More of my friends are breeding. It's like they have some instinctive compulsion or something. I'll have to write a full essay later on, explaining all the reasons this is a bad idea, but in summary: Too Many People Already, and also End of Bachelor Freedom. Of course, nobody listens to me. At the same time, I am quite keen to do my bit for those excess kids who have been forced upon the world by the breeding-mad, as a person who actually exists is a very different ethical entity to one who may only potentially exist. Unfortunately, by waiting for full existence to be confirmed, I tend to miss out on some of the more fun things, like name-picking. It's also possible that some parents get confused by my sudden post-natal flip in attitude, which may alienate me a bit too.

Inappropriate Touches on Short People
I'm quite excited about The Hobbit movies. The Lord of the Rings movies were a breathe of fresh fantasy air when they came out (the first one over 10 years ago! How old am I!?), but I've always felt The Hobbit was the better, more interesting story. I'm generally opposed to Hollywood's re-hash madness, and haven't watched a recently released movie in ages as a result of my re-hash boycott. But The Hobbit is one that may actually be more than worthwhile. There's not much that can be judged from the initial trailer alone, but I reckon it'll be alright. The one thing that really bugs me, though, is that they've fucked with the dwarf beards. Reading The Hobbit back in grade 8 English is the whole reason I chose to play a dwarf army in Warhammer, and their beards, both in that game and in the Tolkien book, are a major point of focus. It's made completely clear that they're supposed to have massive great big fuck-off beards, much as Gimli was given in the Lord of the Rings. So long, they had to be tied in knots and tucked into belts, was Tolkien's description. But instead, it seems the new dwarf look is a bunch of frizzy little gnome-whiskers, and Thorin Oakenshield himself barely has a beard at all! It's madness, and I will not stand for it, much.

I assume it was done so that racist, dwarf-hatin' audiences could tell them apart more easily, but A.) Only fans are going to care which is Fili and which is Kili, and 2.) speaking as a sculptor and painter of Warhammer dwarves smaller than 5th distal phalanx, you can totally make dozens of dwarves with similar massive beards look very different from each other. It's mainly in the eyes and noses, though clothing differences help too.

Mysterious Difficulty Finding Employment
I've known for well over a year that I need to find a new job. Tutoring just never pays enough for a fully independent lifestyle. I've sent off a few CVs, but I think a lot of the problem has to do with how uncertain I feel about my chosen academic field, Development studies. It's not that I regret studying it, but that there seems to be a massive gap between what I was hoping to do with it, and what the world will allow me to do with it.
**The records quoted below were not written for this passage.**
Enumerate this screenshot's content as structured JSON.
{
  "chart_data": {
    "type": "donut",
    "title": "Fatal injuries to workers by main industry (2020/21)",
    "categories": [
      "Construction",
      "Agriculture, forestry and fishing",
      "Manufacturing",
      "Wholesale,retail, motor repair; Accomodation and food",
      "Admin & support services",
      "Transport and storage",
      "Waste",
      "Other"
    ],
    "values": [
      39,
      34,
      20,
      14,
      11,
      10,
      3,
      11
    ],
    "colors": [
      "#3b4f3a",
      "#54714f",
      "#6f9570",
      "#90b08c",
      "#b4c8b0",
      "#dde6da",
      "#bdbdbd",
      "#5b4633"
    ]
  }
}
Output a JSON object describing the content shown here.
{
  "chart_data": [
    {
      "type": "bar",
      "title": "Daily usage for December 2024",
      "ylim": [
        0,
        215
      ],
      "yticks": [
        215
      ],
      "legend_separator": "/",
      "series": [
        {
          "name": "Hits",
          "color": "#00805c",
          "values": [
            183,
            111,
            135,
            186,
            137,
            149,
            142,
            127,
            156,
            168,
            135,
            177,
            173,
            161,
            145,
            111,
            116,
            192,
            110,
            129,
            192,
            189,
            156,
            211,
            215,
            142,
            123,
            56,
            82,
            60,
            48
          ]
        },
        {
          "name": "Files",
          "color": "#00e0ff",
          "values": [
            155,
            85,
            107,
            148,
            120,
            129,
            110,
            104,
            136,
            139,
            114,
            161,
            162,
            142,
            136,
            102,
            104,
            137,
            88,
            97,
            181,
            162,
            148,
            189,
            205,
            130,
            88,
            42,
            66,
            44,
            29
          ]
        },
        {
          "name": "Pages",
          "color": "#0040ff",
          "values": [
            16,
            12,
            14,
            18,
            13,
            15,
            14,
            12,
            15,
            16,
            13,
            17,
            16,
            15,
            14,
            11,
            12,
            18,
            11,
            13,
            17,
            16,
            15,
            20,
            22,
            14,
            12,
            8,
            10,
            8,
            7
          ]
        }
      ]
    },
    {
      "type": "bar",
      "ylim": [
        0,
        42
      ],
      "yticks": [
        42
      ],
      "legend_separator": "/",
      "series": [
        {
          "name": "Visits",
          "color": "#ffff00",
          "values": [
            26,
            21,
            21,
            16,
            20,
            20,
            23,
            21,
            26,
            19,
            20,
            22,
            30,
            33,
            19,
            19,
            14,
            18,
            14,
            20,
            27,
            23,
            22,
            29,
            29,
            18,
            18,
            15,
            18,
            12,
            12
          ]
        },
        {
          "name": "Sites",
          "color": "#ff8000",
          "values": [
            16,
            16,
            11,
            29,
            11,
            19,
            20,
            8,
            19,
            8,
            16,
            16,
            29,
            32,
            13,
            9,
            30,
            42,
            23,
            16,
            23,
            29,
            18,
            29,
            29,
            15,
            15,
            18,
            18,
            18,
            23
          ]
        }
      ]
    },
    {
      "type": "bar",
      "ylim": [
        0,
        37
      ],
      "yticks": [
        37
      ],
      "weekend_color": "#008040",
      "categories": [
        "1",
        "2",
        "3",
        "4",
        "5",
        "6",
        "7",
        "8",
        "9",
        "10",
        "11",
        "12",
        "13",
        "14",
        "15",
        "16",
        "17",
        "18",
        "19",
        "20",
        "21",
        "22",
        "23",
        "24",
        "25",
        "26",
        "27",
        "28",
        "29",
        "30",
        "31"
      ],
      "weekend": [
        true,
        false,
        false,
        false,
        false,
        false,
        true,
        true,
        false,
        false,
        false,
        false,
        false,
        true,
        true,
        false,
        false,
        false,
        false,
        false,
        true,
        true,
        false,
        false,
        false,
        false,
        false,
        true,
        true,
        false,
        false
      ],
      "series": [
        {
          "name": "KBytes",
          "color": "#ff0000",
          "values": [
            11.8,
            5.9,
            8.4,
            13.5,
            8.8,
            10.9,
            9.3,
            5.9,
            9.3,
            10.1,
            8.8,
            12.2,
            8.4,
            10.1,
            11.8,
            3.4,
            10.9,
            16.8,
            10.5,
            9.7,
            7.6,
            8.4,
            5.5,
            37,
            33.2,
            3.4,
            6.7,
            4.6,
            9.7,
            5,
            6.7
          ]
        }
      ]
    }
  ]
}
The job ads seem to fall into two neat piles, the drudgery work (reception, fund raising), and the interesting stuff (planning and management, the shit I actually studied), and I'm stuck in an awkward spot between the two, over-qualified and under-excited about the drudge pile, and under-qualified for the interesting pile, almost all of which demands a master's degree and 5 years experience, minimum. And sure, I'm working on the master's (got 2 pages of my proposal written up this weekend!), but how the hell does anyone get a foot in the door in this business?